The province commenced demolition of these four heritage buildings on January 18, 2021, but paused on January 21, due to widespread community objections.

Nearby St. Lawrence Neighbourhood Association, supported by urgent community fundraising, made a court application on January 21 seeking an order to stop demolition. On January 29, 2021, Judge D.L. Corbett of the Ontario Divisional Court ordered a month-long halt to the demolition by the province of the historic Dominion Foundry buildings. After the temporary halt was granted by the courts, demolition machinery was removed from the historic site but not before the historic Gatekeepers House was razed to the ground. In his ruling, Judge Corbett ruled that the demolition was in breach of Ontario's obligation to the City of Toronto and in contravention of the Ontario Heritage Act. Citing "serious mistakes" were made by Ontario government officials, Judge Corbitt observed that it was only through the sustained opposition of daily protests that the historic buildings were not entirely destroyed. Foundry protesters believe Premier Ford's decision was not a mistake but a deliberate attempt to circumvent laws and public consultations with Toronto communities that would enrich a Conservative donor base at the expense of democratic institutions that hold such egregious power in check. Paul King, former chair of Community Heritage Ontario and member of the St. Marys Municipal Heritage Committee remarked that, "[t]his draconian interference by the Minister of Municipal Affairs and Housing through a MZO [Minister's Zoning Order], which (amongst other concerns) overrides the normal planning process without regard for input by the municipal government or local citizens, combined with the Province blatantly ignoring its own rules for the protection of significant heritage properties, is deeply disturbing." In fact, Infrastructure Ontario (the agency managing the property) decided to demolish the heritage buildings without first providing a Heritage Assessment Report to Toronto in accordance with the subdivision agreement, did not disclose publicly its intention to demolish the buildings, did not disclose publicly the Heritage Assessment Report written by one of its employees, and did not undertake any "public engagement" respecting the demolition of the historic buildings.

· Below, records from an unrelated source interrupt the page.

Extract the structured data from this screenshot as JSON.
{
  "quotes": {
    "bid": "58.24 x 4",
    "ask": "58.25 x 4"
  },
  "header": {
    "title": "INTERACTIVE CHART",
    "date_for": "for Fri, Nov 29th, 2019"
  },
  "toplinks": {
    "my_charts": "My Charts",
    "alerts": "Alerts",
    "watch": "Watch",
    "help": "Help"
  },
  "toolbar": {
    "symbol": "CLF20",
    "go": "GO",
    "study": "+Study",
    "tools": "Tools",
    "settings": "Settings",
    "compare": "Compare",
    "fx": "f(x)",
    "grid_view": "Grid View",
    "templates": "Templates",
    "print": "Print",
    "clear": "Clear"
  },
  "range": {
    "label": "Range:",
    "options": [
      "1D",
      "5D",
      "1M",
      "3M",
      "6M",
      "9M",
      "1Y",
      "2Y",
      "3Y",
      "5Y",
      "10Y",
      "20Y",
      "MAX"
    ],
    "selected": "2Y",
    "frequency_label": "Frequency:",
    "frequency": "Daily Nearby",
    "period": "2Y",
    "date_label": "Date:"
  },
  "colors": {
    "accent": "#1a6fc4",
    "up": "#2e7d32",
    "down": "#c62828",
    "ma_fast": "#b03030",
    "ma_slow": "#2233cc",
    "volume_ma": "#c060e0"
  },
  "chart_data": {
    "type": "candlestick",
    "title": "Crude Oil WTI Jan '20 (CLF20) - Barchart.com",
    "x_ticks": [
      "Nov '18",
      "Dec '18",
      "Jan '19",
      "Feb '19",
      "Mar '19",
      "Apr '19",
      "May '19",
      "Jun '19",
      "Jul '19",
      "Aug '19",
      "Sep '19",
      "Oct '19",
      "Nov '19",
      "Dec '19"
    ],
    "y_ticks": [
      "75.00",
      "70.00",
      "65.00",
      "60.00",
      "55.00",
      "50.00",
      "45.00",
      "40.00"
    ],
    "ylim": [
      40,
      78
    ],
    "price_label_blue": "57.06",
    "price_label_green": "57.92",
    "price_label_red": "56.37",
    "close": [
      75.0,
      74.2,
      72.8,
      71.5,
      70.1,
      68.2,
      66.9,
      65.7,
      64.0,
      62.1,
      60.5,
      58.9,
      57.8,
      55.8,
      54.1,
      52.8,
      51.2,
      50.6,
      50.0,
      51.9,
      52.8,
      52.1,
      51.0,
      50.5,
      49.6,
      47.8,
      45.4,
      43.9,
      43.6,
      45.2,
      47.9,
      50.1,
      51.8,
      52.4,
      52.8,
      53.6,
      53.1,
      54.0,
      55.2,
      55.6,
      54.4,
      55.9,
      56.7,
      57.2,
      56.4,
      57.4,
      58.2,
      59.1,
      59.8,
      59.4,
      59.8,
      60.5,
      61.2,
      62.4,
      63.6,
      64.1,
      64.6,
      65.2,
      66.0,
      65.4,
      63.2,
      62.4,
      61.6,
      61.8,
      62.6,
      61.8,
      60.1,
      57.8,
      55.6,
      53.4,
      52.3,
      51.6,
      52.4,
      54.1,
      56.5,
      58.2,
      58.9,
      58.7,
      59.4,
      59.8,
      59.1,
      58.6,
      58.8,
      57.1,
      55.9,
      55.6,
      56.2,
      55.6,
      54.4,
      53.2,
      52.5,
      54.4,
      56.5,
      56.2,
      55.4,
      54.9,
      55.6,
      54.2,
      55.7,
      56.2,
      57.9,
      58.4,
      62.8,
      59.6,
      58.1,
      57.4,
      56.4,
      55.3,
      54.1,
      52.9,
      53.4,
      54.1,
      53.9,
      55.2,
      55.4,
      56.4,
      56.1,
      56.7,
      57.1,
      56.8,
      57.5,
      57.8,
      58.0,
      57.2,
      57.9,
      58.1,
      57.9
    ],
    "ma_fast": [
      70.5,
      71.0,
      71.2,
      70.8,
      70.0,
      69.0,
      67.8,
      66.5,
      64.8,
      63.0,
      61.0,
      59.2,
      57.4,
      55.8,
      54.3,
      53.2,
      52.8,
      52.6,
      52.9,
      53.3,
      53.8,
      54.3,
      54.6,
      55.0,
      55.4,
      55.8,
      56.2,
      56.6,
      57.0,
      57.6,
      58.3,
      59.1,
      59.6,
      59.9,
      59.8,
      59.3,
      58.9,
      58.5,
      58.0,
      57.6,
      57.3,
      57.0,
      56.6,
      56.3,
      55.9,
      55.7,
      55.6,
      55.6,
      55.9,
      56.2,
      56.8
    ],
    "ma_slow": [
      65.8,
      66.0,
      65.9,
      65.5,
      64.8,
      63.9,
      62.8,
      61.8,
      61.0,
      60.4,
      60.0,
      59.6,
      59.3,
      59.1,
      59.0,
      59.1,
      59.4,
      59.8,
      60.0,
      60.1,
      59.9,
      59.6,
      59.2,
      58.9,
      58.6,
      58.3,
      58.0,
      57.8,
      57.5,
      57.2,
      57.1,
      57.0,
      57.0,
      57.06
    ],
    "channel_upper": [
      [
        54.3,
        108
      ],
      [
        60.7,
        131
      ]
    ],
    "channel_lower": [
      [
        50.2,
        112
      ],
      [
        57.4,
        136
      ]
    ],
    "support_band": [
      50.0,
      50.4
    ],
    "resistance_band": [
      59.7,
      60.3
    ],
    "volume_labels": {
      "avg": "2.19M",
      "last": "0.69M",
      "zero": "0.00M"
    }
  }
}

A full court application, scheduled to be heard by Ontario Divisional Court on February 26, 2021, has been temporarily adjourned.

Following the temporary court order stopping demolition, the Ontario government initiated a public consultation for the site. This public consultation period prompted KPMB Architects and Urban Strategies to prepare concept plans to show how the site could be decontaminated and developed while both keeping some of the heritage buildings and providing a comparable amount of affordable housing.